Un día de esquí en Zermatt



El pasado mes de diciembre visitamos nuevamente Zermatt. Después de una temporada ausente de nuestro calendario, decidimos que era el momento de volver a disfrutar de este impresionante dominio esquiable que cuenta con algunas de las panorámicas más espectaculares de los Alpes incluyendo el icónico Matterhorn.


Funicular Sunnegga. Foto: Zermatt Tourismus. Michael Portmann

Comenzamos la jornada tomando el funicular de Sunnegga. Está zona recibe el nombre de “rincón del sol” por su orientación y en ella se encuentran algunas de nuestras pistas favoritas como la Obere National (8) y Tuftern (9) a las que se accede mediante la silla Patrullarve.

Posteriormente tomamos el teleférico que nos lleva hasta el Rothorn y desde allí descendimos hasta la base del teleférico Gant – Hohtälli por la pista roja nº. 19 (Fluhalp). Desde allí tomamos la pista roja (44) Hohtälli que nos lleva a Gornergrat. Desde este punto de vista, se contempla una de las panorámicas de montaña más bellas del mundo. Las vistas abarcan el macizo del Monte Rosa con el pico más alto de Suiza (Dufourspitze, 4.634 m); el segundo glaciar más grande de los Alpes, el glaciar Gorner; y un total de 29 montañas de más de 4,000 metros incluyendo una magnifica vista del Cervino / Matterhorn (4,478 m).
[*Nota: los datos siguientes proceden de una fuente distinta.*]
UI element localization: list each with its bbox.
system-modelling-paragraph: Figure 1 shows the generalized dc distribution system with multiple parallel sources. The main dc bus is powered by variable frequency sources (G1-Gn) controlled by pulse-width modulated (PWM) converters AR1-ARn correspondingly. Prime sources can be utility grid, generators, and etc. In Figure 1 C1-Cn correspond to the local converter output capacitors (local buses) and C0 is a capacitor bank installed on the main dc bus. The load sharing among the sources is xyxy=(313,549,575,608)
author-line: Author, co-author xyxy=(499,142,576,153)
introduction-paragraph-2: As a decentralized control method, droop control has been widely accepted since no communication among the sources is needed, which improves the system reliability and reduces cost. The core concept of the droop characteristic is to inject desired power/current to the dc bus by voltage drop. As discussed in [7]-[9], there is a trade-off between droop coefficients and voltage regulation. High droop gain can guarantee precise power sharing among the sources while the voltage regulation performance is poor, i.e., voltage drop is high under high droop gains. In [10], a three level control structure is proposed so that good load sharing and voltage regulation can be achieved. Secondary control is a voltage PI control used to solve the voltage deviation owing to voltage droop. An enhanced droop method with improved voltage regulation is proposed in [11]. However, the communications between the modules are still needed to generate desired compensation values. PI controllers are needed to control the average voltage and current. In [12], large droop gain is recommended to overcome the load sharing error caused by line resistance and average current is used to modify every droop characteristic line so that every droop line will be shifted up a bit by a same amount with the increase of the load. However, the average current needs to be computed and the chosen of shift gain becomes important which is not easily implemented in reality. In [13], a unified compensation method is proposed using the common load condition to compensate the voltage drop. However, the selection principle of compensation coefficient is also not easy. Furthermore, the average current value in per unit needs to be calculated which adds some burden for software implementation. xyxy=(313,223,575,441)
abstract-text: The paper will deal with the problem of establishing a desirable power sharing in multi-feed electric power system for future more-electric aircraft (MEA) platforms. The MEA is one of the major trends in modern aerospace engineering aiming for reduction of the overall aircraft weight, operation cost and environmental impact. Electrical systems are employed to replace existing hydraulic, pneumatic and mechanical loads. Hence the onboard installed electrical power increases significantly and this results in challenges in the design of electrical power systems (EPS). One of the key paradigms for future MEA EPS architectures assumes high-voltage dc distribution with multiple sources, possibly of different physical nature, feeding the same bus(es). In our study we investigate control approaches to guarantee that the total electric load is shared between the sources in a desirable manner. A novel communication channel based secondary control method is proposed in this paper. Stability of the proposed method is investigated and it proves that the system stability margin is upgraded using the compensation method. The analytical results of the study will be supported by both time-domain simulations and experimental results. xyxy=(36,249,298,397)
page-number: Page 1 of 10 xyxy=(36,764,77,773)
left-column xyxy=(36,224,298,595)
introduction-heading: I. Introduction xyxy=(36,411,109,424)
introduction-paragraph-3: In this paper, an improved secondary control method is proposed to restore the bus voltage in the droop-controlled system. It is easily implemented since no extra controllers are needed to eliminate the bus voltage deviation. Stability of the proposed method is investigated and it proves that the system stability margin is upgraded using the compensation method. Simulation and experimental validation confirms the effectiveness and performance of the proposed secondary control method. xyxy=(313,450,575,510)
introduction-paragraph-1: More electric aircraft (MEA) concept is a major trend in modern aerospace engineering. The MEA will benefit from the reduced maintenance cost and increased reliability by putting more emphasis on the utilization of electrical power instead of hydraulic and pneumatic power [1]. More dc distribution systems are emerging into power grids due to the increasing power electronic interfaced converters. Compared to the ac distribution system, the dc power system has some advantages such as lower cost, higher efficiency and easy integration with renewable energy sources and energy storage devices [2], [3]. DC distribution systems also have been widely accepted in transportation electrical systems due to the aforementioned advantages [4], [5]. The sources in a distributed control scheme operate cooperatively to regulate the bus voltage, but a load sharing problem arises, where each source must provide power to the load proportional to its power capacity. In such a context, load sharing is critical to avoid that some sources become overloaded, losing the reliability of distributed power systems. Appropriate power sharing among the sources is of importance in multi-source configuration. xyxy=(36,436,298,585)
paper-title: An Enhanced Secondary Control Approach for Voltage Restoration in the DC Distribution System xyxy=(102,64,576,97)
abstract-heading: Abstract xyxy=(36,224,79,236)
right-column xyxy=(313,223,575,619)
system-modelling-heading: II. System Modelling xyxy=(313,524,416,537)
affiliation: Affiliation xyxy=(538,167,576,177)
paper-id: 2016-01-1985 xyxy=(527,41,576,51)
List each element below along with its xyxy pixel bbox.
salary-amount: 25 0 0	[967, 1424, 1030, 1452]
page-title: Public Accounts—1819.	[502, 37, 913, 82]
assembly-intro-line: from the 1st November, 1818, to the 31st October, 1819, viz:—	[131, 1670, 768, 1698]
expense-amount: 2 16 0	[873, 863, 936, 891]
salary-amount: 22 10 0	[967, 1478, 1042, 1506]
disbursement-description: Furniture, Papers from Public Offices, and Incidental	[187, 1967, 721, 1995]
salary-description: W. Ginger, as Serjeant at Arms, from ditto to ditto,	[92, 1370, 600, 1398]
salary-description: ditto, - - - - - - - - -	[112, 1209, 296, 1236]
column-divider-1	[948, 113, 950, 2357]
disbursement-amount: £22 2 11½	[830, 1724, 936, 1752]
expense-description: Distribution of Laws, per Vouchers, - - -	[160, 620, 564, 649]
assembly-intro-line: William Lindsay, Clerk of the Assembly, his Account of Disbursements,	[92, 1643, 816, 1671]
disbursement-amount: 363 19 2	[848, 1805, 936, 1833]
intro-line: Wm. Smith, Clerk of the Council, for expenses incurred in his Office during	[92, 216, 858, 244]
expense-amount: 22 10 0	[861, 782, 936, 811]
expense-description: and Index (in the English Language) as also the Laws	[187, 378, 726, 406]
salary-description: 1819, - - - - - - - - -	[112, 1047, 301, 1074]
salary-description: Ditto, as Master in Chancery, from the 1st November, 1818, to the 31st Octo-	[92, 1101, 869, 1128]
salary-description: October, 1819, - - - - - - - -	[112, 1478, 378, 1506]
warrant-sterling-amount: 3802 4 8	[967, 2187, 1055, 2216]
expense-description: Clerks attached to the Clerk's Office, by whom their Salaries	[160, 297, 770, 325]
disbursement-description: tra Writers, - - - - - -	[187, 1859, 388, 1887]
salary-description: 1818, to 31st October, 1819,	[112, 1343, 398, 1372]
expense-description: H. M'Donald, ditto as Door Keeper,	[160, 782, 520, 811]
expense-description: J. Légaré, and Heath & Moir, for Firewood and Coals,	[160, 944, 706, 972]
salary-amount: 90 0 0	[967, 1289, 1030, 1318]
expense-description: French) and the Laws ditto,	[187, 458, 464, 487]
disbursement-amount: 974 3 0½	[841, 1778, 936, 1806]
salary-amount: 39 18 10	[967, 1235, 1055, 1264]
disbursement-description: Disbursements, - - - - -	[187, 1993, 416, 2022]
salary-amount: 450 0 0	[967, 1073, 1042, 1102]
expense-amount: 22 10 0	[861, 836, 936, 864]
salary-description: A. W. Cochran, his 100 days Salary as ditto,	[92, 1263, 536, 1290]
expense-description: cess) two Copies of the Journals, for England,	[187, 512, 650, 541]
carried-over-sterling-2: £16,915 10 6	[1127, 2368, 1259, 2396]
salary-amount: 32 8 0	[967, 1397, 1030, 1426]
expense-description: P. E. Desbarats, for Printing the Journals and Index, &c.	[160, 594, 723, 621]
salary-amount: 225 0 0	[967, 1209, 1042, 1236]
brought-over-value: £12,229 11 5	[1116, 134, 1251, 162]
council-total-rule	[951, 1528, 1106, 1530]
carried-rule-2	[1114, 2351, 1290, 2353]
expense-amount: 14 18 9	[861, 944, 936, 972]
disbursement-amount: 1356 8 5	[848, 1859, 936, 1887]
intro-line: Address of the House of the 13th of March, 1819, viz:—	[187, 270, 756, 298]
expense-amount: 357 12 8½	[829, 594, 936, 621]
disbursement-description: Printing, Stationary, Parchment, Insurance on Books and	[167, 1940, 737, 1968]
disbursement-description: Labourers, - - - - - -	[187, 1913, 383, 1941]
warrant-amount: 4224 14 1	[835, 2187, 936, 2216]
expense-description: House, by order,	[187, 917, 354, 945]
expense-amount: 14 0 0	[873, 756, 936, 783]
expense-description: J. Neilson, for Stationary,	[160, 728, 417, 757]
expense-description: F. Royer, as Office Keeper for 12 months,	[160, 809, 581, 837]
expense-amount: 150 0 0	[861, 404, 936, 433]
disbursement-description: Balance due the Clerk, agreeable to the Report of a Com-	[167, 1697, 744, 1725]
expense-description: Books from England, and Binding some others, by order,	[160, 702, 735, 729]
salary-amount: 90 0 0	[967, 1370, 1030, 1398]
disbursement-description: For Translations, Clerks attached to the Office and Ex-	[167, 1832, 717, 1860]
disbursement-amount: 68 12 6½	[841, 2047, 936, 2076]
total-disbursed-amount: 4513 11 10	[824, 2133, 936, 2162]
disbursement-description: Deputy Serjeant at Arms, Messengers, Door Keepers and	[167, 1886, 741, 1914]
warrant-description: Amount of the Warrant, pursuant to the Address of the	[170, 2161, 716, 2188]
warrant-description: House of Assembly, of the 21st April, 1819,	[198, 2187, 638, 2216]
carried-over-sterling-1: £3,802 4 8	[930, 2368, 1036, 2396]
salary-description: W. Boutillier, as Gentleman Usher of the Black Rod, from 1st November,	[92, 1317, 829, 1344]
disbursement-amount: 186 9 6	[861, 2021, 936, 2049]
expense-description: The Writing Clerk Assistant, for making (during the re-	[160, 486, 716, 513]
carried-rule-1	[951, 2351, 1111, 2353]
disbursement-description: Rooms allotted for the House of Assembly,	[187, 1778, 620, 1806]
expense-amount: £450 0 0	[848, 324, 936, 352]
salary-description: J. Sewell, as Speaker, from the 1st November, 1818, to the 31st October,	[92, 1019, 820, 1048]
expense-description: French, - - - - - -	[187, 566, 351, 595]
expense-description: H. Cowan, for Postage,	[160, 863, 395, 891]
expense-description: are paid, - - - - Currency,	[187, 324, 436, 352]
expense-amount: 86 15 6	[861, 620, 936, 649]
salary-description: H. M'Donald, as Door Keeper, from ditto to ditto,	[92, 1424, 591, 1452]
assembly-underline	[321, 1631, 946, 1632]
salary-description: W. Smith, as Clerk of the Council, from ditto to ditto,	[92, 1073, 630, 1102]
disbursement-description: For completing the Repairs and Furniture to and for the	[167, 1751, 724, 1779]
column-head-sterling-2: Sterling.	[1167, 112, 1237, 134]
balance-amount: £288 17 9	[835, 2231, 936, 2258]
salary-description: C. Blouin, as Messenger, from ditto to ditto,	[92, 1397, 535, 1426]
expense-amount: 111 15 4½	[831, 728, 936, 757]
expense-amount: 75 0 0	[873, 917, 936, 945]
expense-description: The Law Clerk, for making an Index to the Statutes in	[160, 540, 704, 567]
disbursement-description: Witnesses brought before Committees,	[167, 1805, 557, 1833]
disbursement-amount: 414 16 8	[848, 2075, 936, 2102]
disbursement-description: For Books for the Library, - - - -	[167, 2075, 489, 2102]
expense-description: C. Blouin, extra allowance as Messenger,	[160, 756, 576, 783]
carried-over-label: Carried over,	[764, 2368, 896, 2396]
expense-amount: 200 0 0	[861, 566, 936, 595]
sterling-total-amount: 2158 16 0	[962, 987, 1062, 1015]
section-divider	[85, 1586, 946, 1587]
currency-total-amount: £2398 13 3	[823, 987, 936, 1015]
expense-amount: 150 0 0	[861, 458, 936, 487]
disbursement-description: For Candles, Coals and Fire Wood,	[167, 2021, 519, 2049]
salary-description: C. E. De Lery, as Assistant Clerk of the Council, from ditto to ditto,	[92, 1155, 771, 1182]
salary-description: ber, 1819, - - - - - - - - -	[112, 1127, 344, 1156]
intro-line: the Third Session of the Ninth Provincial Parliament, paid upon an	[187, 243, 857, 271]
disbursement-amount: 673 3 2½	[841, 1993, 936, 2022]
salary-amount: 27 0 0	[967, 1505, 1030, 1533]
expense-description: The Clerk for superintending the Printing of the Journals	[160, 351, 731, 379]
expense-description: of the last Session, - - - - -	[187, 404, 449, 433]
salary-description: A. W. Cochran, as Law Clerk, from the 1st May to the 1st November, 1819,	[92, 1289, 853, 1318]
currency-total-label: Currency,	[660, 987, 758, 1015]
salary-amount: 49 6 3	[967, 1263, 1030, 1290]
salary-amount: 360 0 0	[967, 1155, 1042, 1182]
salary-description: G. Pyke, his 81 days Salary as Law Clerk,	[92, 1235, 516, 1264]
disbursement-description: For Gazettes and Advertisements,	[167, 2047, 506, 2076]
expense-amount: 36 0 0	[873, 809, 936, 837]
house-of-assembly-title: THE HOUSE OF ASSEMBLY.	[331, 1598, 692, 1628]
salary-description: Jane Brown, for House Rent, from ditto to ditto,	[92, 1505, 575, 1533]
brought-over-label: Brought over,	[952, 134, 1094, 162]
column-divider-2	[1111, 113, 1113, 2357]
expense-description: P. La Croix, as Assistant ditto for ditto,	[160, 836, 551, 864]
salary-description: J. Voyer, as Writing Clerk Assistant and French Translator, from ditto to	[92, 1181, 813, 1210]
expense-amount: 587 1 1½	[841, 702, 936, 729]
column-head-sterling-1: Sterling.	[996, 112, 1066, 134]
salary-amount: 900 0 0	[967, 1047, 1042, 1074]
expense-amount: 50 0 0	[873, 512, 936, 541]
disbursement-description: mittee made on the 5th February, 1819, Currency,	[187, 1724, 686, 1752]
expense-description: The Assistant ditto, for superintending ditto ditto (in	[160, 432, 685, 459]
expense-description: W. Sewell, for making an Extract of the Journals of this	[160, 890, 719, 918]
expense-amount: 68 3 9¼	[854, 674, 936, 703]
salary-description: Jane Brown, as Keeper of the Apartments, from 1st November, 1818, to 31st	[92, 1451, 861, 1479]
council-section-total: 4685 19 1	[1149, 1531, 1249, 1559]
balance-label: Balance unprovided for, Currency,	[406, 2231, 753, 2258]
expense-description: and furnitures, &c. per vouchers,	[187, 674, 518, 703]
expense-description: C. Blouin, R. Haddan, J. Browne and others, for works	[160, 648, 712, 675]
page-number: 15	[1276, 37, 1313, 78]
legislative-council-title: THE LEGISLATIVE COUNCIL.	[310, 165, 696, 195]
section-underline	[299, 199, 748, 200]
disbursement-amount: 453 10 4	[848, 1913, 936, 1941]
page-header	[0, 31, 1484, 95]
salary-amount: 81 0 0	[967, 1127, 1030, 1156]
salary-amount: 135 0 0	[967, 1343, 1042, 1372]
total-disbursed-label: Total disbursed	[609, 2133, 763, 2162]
La plataforma de observación de Gornergrat es fácilmente accesible todo el año mediante el Gornergrat Bahn, un moderno tren de cremallera que en su día fue el primer ferrocarril de cremallera totalmente electrificado del mundo.



Tren Gornergrat. Foto: Gornergrat Bahn

Desde Gornergrat descendimos hasta Furi por las pistas 35 Gifthittli, 39 Riffelalp dejando a un lado Riffelalp, 41 LandTunnel y 42 Schweigmatten.

En Furi tomamos el teleférico hasta Trockener Steg y desde allí el nuevo teleférico que nos lleva hasta el Klein Matterhorn.

Iniciamos entonces uno de los descensos más largos de los Alpes y por extensión del mundo. Encadenando pistas desde el Matterhorn Glacier Paradise (Klein Matterhorn) hasta Zermatt el descenso tiene más de 25 km de largo y de 2.000 metros de desnivel esquiable. En nuestro caso no llegamos hasta Zermatt y cogimos el Matterhorn Express en Furi para ascender hasta Schwarzsee y tomar las pistas 55 y 54 para descender hasta la base del telesilla de Hirli.

Finalizamos nuestro día tomando las pistas 53 y 52 y desde Furi tomamos la pista 50 hasta Zermatt. Pero antes hicimos la parada obligada en Hennu Stall, quizá el bar de après ski más famoso de Zermatt.


Aprés-Ski. Hennu Stall. Foto: Michael Portmann

Un día intenso donde hemos dejado muchos lugares sin visitar, paradas obligadas como Chez Vrony, un restaurante de montaña situado a 2130 metros en Findeln. Uno de los pocos restaurantes que todavía sirve productos orgánicos caseros de ganado criado únicamente en pasto alpino. La carne seca, la salchicha casera y los quesos alpinos se basan en recetas tradicionales, transmitidas de generación en generación. Además, desde su terraza se tiene una vista impresionante del Matterhorn. Un restaurante que encarna la historia viva de una familia Zermatt desde hace más de 100 años y su transición desde una pequeña granja de montaña hasta un convertirse en un referente gastronómico galardonado con múltiples premios.